Rachel Ehrenfeld, founder and CEO of New York-based American Center for Democracy, finds Sony’s reaction to the threat “appalling.” She also uses the words “unacceptable” and “outrageous.”
Ehrenfeld says, “We lost our first cyber war and we lost much more. We lost our freedom, our ability to speak freely — which makes the Unites States unique and different from every country. This is shameful.”
She says that the 9/11-type attack threat from the Guardians of Peace group should not have won out over “America’s right for free expression. It’s the most important value upon which America is based. Every writer and artist is in danger now — to say what we want, to make any joke we want, make any comedy we want.”
Yet Chicago attorney Andrew Stoltmann says Sony faced a big liability.
“Obviously you don’t want to chill artistic freedom, which would be a huge problem. But in the same sense, there is no question, Sony would have faced mega liability and a tsunami of lawsuits and regulatory scrutiny if something had happened at a theater. Yes, the artistic issue is important, but the dollars and cents decision if I’m a CEO or in the legal department of Sony is a pretty easy decision to make.”

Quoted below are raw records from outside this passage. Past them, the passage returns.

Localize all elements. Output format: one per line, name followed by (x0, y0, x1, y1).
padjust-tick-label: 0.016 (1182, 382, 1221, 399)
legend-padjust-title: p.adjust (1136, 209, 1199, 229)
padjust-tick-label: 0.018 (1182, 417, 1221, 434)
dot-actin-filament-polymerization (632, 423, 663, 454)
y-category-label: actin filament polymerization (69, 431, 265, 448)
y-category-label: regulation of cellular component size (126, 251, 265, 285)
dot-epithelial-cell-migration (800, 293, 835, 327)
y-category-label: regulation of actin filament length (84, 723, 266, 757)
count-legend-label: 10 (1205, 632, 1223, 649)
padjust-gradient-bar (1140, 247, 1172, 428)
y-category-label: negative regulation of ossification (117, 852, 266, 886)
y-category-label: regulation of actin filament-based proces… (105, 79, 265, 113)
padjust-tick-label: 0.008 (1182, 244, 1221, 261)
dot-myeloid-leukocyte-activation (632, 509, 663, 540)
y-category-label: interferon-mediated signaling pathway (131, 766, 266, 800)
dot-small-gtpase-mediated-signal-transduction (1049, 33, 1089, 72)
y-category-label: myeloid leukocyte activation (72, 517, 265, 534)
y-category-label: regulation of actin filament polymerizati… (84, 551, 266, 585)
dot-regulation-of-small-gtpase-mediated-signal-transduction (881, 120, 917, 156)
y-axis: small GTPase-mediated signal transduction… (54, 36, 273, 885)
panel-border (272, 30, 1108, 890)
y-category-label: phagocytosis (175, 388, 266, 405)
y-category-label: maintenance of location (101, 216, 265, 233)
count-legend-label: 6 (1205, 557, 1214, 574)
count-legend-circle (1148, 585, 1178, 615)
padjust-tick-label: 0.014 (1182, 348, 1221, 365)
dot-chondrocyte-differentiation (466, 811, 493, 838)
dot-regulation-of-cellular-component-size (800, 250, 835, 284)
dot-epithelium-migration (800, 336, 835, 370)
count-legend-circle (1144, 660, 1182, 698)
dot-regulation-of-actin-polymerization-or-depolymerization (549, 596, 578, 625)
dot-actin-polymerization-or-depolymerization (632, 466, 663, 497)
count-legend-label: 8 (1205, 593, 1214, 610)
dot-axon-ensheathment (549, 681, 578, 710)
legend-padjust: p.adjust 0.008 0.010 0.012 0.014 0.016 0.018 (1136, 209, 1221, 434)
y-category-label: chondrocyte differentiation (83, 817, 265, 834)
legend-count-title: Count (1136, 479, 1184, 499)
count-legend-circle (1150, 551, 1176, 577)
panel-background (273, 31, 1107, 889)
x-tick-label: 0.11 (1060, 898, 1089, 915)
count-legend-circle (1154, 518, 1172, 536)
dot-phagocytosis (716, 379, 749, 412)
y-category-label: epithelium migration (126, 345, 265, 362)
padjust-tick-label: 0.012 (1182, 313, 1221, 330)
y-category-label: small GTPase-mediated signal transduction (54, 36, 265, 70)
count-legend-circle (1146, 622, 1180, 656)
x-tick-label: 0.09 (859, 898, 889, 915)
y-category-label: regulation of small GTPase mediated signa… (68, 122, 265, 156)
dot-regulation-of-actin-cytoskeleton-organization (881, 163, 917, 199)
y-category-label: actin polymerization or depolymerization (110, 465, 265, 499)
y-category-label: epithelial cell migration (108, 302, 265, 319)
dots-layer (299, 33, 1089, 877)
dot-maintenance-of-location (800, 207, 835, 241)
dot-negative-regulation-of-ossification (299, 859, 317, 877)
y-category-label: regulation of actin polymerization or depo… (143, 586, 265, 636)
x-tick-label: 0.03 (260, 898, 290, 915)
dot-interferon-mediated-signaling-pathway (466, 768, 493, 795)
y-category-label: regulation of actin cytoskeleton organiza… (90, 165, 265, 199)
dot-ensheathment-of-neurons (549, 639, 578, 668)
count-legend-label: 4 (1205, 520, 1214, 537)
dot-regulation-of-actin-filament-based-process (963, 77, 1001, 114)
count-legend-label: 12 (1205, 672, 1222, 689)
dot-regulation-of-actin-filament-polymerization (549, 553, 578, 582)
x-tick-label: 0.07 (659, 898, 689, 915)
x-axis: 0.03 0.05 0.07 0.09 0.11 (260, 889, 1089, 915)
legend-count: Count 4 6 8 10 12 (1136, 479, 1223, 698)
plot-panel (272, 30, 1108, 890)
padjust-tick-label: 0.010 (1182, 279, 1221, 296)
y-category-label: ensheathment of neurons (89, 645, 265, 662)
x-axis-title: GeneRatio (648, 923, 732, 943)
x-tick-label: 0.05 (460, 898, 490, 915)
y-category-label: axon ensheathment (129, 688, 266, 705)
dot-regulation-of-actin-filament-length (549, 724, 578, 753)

Steve Weisman, a professor at Boston’s Bentley University and an expert in cybercrime, is a little more tempered. “There’s a legitimate concern about the threat of 9/11-type violence, but I think that could have been dealt with (through) with enhanced security at theaters.”
He says, “North Korea is not a particular major world power, but look at the power they have here. To have us be so vulnerable to this kind of extortion when someone doesn’t like the topic of your art and your work is a frightening process for the First Amendment and art and free expression of ideas.”
Sony, he says, “could have anticipated this kind of thing.” He says it should be a “wake-up call” for all studios to beef up their cybersecurity. “Everything you’re going to see in art and a global village is going to upset someone these days.”
President Obama’s advice to us all came in an ABC interview Wednesday night: “For now, my recommendation would be that people go to the movies.”